An under-appreciated impact of a continued federal assault on state marijuana laws is the affect on our public land. In California, the federal crackdown has cornered the medical marijuana industry into taking up practices that couldn't be less eco-friendly if we tried.
On the Office of National Drug Control's website they list their top priorities: marijuana, prescription drug abuse, methamphetamine,... public lands?
Unfortunately, criminal organizations are exploiting some of our most pristine public and tribal lands as grow sites for marijuana... The U.S. Forest Service reports that nearly 88 percent of the 3,531,443 plants eradicated from National Forests were eradicated in California. Marijuana grow sites are typically in excess of 1,000 plants per site and sometimes more than 200,000 plants.
-Office of National Drug Control Policy
Our national forests are being exploited because the federal ban on marijuana makes regulation impossible. We're left with a thriving industry, legal under state law, that has little state or local oversight. If you want to know why medical marijuana growers are driven into national forests,
look at what happened to Matt Cohen.
In Mendocino County and beyond, Cohen, 34, was applauded as a leader who worked with local officials to initiate a program... In a county infamous for black market marijuana growing and trafficking – and distrust of the government – nearly 100 local pot farmers signed up for the oversight program in two years. They paid more than $8,000 in annual fees each to let the sheriff inspect their gardens, count their plants and enforce environmental standards and rules for fencing and security.

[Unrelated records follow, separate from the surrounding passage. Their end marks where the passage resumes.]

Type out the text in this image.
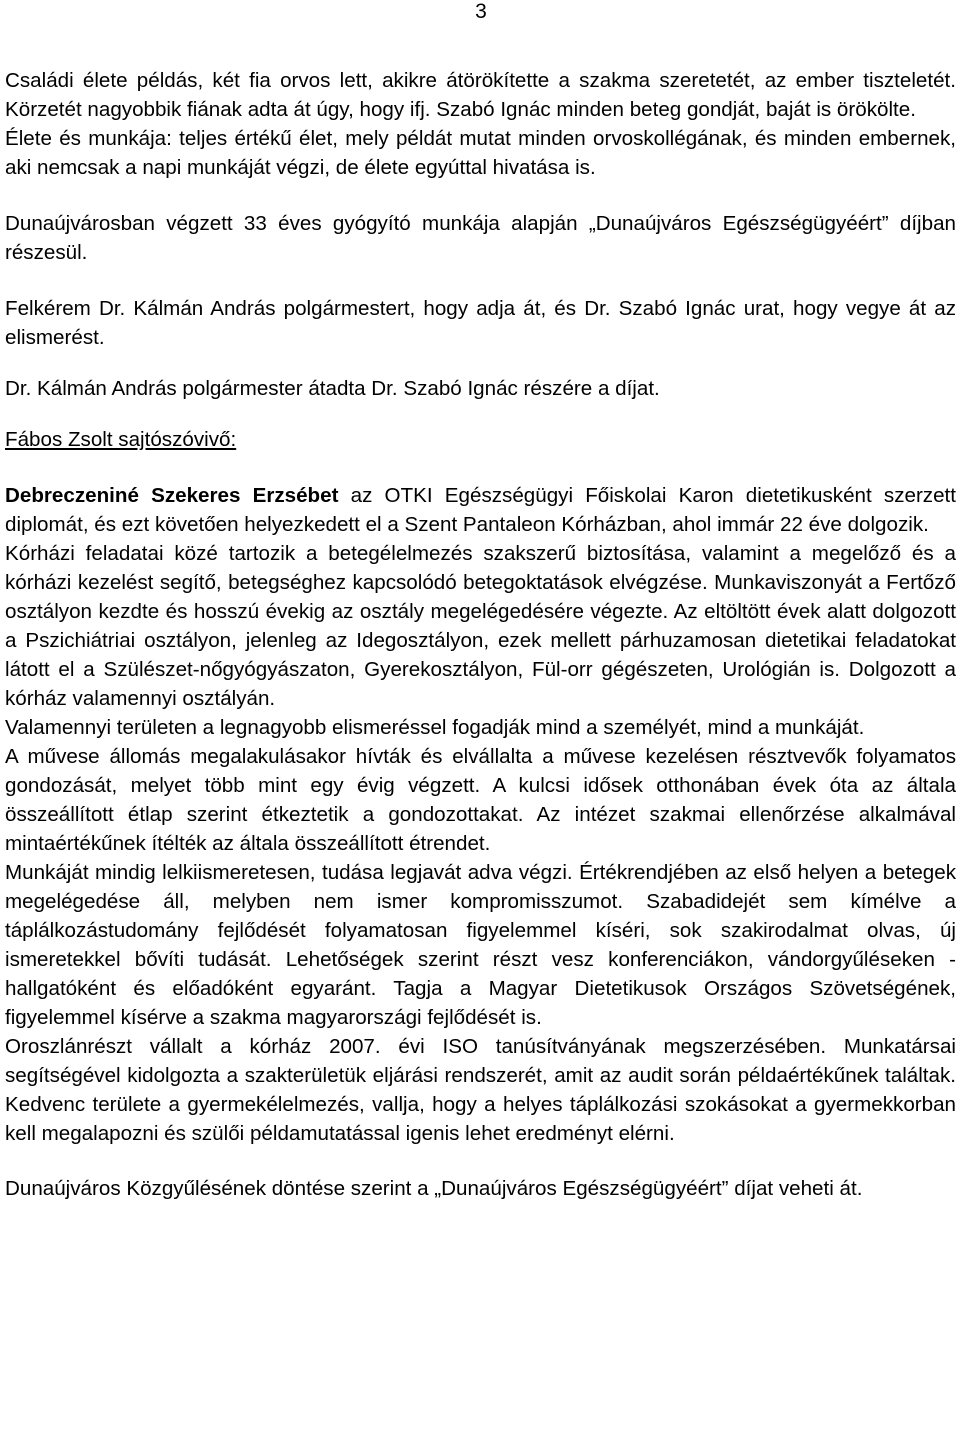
3

Családi élete példás, két fia orvos lett, akikre átörökítette a szakma szeretetét, az ember tiszteletét. Körzetét nagyobbik fiának adta át úgy, hogy ifj. Szabó Ignác minden beteg gondját, baját is örökölte.

Élete és munkája: teljes értékű élet, mely példát mutat minden orvoskollégának, és minden embernek, aki nemcsak a napi munkáját végzi, de élete egyúttal hivatása is.

Dunaújvárosban végzett 33 éves gyógyító munkája alapján „Dunaújváros Egészségügyéért” díjban részesül.

Felkérem Dr. Kálmán András polgármestert, hogy adja át, és Dr. Szabó Ignác urat, hogy vegye át az elismerést.

Dr. Kálmán András polgármester átadta Dr. Szabó Ignác részére a díjat.

Fábos Zsolt sajtószóvivő:

Debreczeniné Szekeres Erzsébet az OTKI Egészségügyi Főiskolai Karon dietetikusként szerzett diplomát, és ezt követően helyezkedett el a Szent Pantaleon Kórházban, ahol immár 22 éve dolgozik.

Kórházi feladatai közé tartozik a betegélelmezés szakszerű biztosítása, valamint a megelőző és a kórházi kezelést segítő, betegséghez kapcsolódó betegoktatások elvégzése. Munkaviszonyát a Fertőző osztályon kezdte és hosszú évekig az osztály megelégedésére végezte. Az eltöltött évek alatt dolgozott a Pszichiátriai osztályon, jelenleg az Idegosztályon, ezek mellett párhuzamosan dietetikai feladatokat látott el a Szülészet-nőgyógyászaton, Gyerekosztályon, Fül-orr gégészeten, Urológián is. Dolgozott a kórház valamennyi osztályán.

Valamennyi területen a legnagyobb elismeréssel fogadják mind a személyét, mind a munkáját.

A művese állomás megalakulásakor hívták és elvállalta a művese kezelésen résztvevők folyamatos gondozását, melyet több mint egy évig végzett. A kulcsi idősek otthonában évek óta az általa összeállított étlap szerint étkeztetik a gondozottakat. Az intézet szakmai ellenőrzése alkalmával mintaértékűnek ítélték az általa összeállított étrendet.

Munkáját mindig lelkiismeretesen, tudása legjavát adva végzi. Értékrendjében az első helyen a betegek megelégedése áll, melyben nem ismer kompromisszumot. Szabadidejét sem kímélve a táplálkozástudomány fejlődését folyamatosan figyelemmel kíséri, sok szakirodalmat olvas, új ismeretekkel bővíti tudását. Lehetőségek szerint részt vesz konferenciákon, vándorgyűléseken - hallgatóként és előadóként egyaránt. Tagja a Magyar Dietetikusok Országos Szövetségének, figyelemmel kísérve a szakma magyarországi fejlődését is.

Oroszlánrészt vállalt a kórház 2007. évi ISO tanúsítványának megszerzésében. Munkatársai segítségével kidolgozta a szakterületük eljárási rendszerét, amit az audit során példaértékűnek találtak. Kedvenc területe a gyermekélelmezés, vallja, hogy a helyes táplálkozási szokásokat a gyermekkorban kell megalapozni és szülői példamutatással igenis lehet eredményt elérni.

Dunaújváros Közgyűlésének döntése szerint a „Dunaújváros Egészségügyéért” díjat veheti át.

In October 2011, Cohen's farm, Northstone Organics, was raided by DEA agents. They destroyed his business. They also destroyed the county officials' hopes of regulating how medical marijuana is grown in their county.
"I really question the motivation of the federal authorities," Mendocino County Supervisor John McCowen said. "This effort will drive medical marijuana back underground, increase black market diversion and keep marijuana, illegal, dangerous and profitable."
Supervisor Mark Lovelace of neighboring Humboldt, one of three counties that sent officials to Cohen's garden to study the Mendocino compliance program, said the action undermined hopes to rein in unbridled marijuana cultivation in rural California counties through local oversight.
Soon after Cohen's farm was raided, the Mendocino County ordinance regulating state law compliance and environmental standards of medical marijuana grows was repealed under pressure from the federal government.
Federal officials told Mendocino supervisors that the county faced litigation unless they repealed the program. No regulations for you.
When the DEA targets locally regulated growers, growers hide away as far as possible from regulations. Like in national forests. The enormous size of our forests makes it easy to evade detection. If detected, the lowly farm workers might get caught, but the owners retain anonymity.
The fragile habitats of California's North Coast are among the many losers of federal marijuana prohibition. When local officials try to enforce environmental standards, they are threatened with federal litigation. When growers try to be proactive and seek the supervision of local officials, they get busted by the DEA.
As California pours millions of dollars into protecting endangered species on preservation lands, marijuana growers are dispersing pesticides and poisons, draining streams and rivers, illegally mowing down timber, and grading mountaintops flat for sprawling greenhouses. Our national forests are a priority for the ONDCP because circumventing state medical marijuana laws is a priority for the ONDCP. So look out for how the federal government plans to respond to legalization in Colorado and Washington. Their response will have an impact beyond just access to a plant.